The Compagnie française de matériel de chemin de fer (CFMCF) was a French manufacturer of rail equipment, headquartered in Ivry-sur-Seine, with a factory in Maubeuge.

The company built rolling stock for the French railways and French colonies.

==History==
The company was founded in 1872, with a capital of 2,500,000 francs to utilise the works of the Société Charles Bonnefond et Cie. in Ivry-sur-Seine.

In 1911 the company acquired the Tilleul works ("le Bois du Tilleul" founded 1844.) in Maubeuge. The factory closed in 1970.
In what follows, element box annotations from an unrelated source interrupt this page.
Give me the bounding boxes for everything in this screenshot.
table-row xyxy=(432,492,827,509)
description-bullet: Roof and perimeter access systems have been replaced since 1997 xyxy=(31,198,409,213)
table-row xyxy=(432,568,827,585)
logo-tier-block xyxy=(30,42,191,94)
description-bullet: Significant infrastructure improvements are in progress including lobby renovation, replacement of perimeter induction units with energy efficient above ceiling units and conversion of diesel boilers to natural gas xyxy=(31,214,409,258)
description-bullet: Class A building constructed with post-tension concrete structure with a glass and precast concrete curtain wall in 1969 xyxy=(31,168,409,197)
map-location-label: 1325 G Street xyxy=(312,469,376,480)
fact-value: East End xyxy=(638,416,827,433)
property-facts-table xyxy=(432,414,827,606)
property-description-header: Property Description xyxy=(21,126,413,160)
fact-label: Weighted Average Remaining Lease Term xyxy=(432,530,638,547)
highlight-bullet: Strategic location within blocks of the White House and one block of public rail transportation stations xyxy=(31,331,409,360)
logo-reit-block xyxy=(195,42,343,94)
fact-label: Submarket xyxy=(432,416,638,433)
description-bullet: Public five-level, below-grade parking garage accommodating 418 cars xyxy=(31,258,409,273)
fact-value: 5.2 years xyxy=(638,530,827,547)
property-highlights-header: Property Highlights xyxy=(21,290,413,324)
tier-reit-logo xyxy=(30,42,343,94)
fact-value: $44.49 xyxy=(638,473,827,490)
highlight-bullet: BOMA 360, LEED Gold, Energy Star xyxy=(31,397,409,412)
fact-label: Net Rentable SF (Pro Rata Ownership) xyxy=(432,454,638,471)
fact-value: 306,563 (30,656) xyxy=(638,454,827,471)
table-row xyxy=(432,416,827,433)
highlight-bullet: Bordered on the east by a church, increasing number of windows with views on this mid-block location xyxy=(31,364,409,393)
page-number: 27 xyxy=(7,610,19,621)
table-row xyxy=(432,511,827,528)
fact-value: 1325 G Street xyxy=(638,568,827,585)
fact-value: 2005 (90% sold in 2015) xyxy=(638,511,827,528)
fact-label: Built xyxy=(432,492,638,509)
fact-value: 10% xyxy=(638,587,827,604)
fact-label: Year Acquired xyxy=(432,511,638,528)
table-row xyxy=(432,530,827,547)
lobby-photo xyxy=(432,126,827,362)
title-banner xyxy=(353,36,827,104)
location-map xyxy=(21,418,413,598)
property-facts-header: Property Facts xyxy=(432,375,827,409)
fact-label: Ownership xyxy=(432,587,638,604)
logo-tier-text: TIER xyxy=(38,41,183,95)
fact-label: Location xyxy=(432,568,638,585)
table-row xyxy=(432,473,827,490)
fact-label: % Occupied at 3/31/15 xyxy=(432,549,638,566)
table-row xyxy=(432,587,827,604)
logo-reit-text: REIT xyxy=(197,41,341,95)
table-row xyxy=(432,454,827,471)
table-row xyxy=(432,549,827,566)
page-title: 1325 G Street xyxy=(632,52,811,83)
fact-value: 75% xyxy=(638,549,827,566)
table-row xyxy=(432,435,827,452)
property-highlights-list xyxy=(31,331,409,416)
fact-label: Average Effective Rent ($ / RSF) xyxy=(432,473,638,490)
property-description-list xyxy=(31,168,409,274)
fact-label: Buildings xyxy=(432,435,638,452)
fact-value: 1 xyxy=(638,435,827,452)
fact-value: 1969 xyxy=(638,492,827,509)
In 1919 CFMCF along with five others: the Forges et aciéries de la Marine et Homécourt, the Chemins de fer de Paris à Lyon et à la Méditerranée (PLM), Compagnie du chemin de fer de Paris à Orléans (PO), établissements Schneider, and the Société des forges de Châtillon-Commentry-Neuves-Maison founded a new company: the Compagnie générale de construction et d'entretien du matériel de chemin de fer (CGCEM) with a capital of 15 million francs; the new company's business was the repair and maintenance of railway vehicles, and had works in Nevers and Villefranche-sur-Saône serving the PLM, and at Saint-Pierre-des-Corps serving the PO.